The Nativity story
A movie tells the story, with just a hint of its mythic power
I AM not a fan of movies that project biblical stories on to the silver screen. They are, inevitably, interpretations of events by the director, script-writer, editor and cast. There is much to gain by leaving each person free to let the stories percolate in their own imagination.
Depicting them on screen also tends to “fix” the narratives in a literal and historical way, whereas their value today lies not in whether this or that happened in the manner portrayed, but in the religious insight they were written to convey.
So, having been repelled by the gratuitous violence of Mel Gibson’s The Passion of the Christ, I approached the newly released Nativity Story with some apprehension. While it would fill in some gaps for people who have only a hazy idea of the stories that gave rise to Christmas, I wondered how it would handle their deeper meaning. For from a religious perspective, the point of the Christmas story is not precisely what happened 2000 years ago, but what it means for human experience today – in other words, its mythic power.
To its credit, the film sticks closely to the basic gospel narratives. Some reviewers pan it for this, branding it “a dull re-telling of a well-worn tale”. That’s a fate it presumably shares with stories such as Goldilocks and Maui: the story is the story, and you can’t add novel characters or events without turning it into something else.
The bedrock facts of Christmas are that Jesus was born in Roman-occupied Palestine during the reign of King Herod, and Mary was his mother. All the other details – the angels, the virgin birth, the star, the wise men and their gifts, the shepherds – are poetically conceived to bring out the significance of Jesus in a religious sense.

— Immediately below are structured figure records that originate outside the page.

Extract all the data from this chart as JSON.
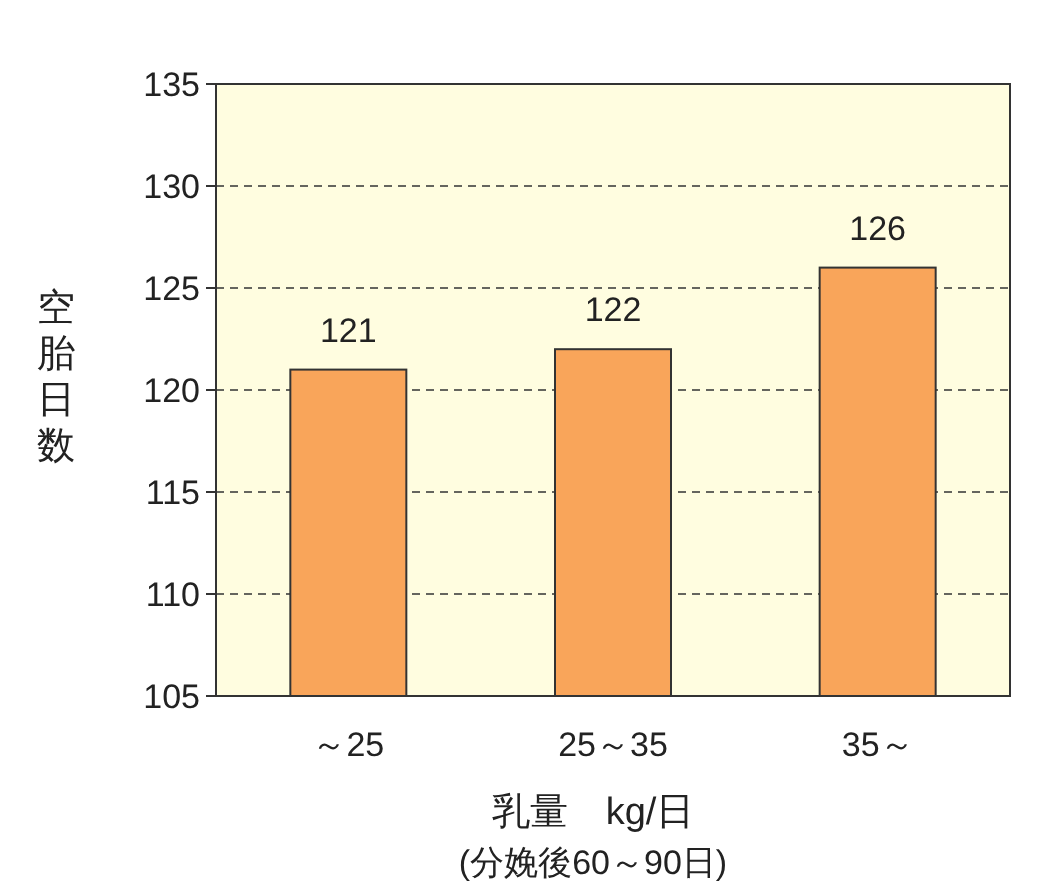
{
  "chart_data": {
    "type": "bar",
    "categories": [
      "～25",
      "25～35",
      "35～"
    ],
    "values": [
      121,
      122,
      126
    ],
    "color": "#f9a55a",
    "ylabel": "空胎日数",
    "xlabel": "乳量　kg/日",
    "annotations": [
      "(分娩後60～90日)"
    ],
    "ylim": [
      105,
      135
    ],
    "yticks": [
      105,
      110,
      115,
      120,
      125,
      130,
      135
    ],
    "grid": "y",
    "data_labels": true
  }
}
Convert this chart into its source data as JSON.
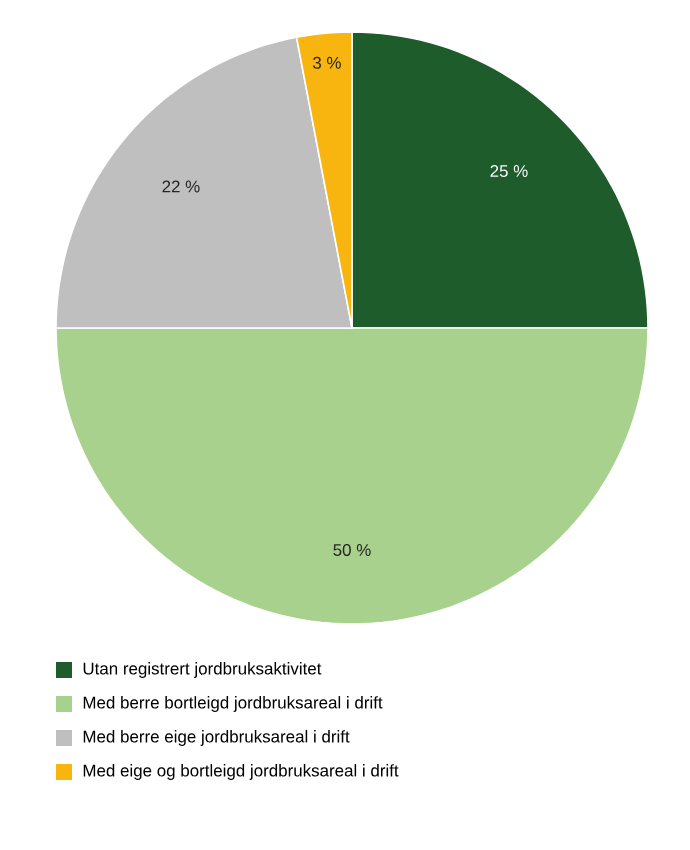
{
  "chart_data": {
    "type": "pie",
    "categories": [
      "Utan registrert jordbruksaktivitet",
      "Med berre bortleigd jordbruksareal i drift",
      "Med berre eige jordbruksareal i drift",
      "Med eige og bortleigd jordbruksareal i drift"
    ],
    "values": [
      25,
      50,
      22,
      3
    ],
    "value_labels": [
      "25 %",
      "50 %",
      "22 %",
      "3 %"
    ],
    "colors": [
      "#1e5c2c",
      "#a9d18e",
      "#bfbfbf",
      "#f8b50f"
    ],
    "legend": "bottom"
  }
}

Christians differ on the historical accuracy of such details, but to treat them as history while disregarding their mythic content would be like applying the rules of draughts to a game of chess. It sells the bigger story short.
It is intriguing to see in The Nativity Story a parallel creative imagination at work, though there its purpose is to add dramatic interest. It blends the very different accounts of Matthew and Luke into a single story – as do most people who are familiar with both. It also shows the astrologers (or wise men) at odds over whether two or three of them would make the journey, sensitively explores Joseph’s dilemma when he finds that Mary, to whom he is engaged, is pregnant, and has Mary topple off her donkey into a river they are crossing. Titivating the story in that way diverges from the originals, but does no harm. Less successful is the Maori Mary (Keisha Castle-Hughes) delivering a pure-bred white child.
On the other side of the ledger, showing angels with a human body solidifies a metaphor in an unhelpful way. For centuries angels were part and parcel of a world-view in which God was located in a physical heaven above Earth, requiring a telecommunication system to connect them. The angels provided it. They were the heavenly messengers.
That is not how we conceive of the world today. In the Christmas story the angels are best seen not as supernatural beings, but as symbols suggesting that there is more to this Jesus than meets the eye: there is a glow of Godness about him.
Even that was written into the story retrospectively, reflecting the impact Jesus made on his followers 30 years later. Without his cross and their resurrection experience, there would have been no reason to tell the story of his birth, let alone embroider it with the rich symbolism of virginity, kingship, worship by the wise and the humble, persecution by Herod and the flight of Joseph and his family to Egypt. All these are interpreted as fulfilling Jewish religious prophecies, against the background of a yearning for a messiah who would bring national deliverance.
Two touches towards the end of the film hint at the deeper meaning of the story. One is a wise man’s gift of myrrh, used in embalming bodies, so pointing forward to Jesus’ death and burial.
The other is the song of Mary during her pregnancy, which the director uses to round off the movie. It sums up what the whole Jesus story is about: Godness in grace, compassion, hope, trust, Godness in humanity, in the righting of wrong, in giving food to the hungry, in freeing people from oppression, Godness in the worth of every human life.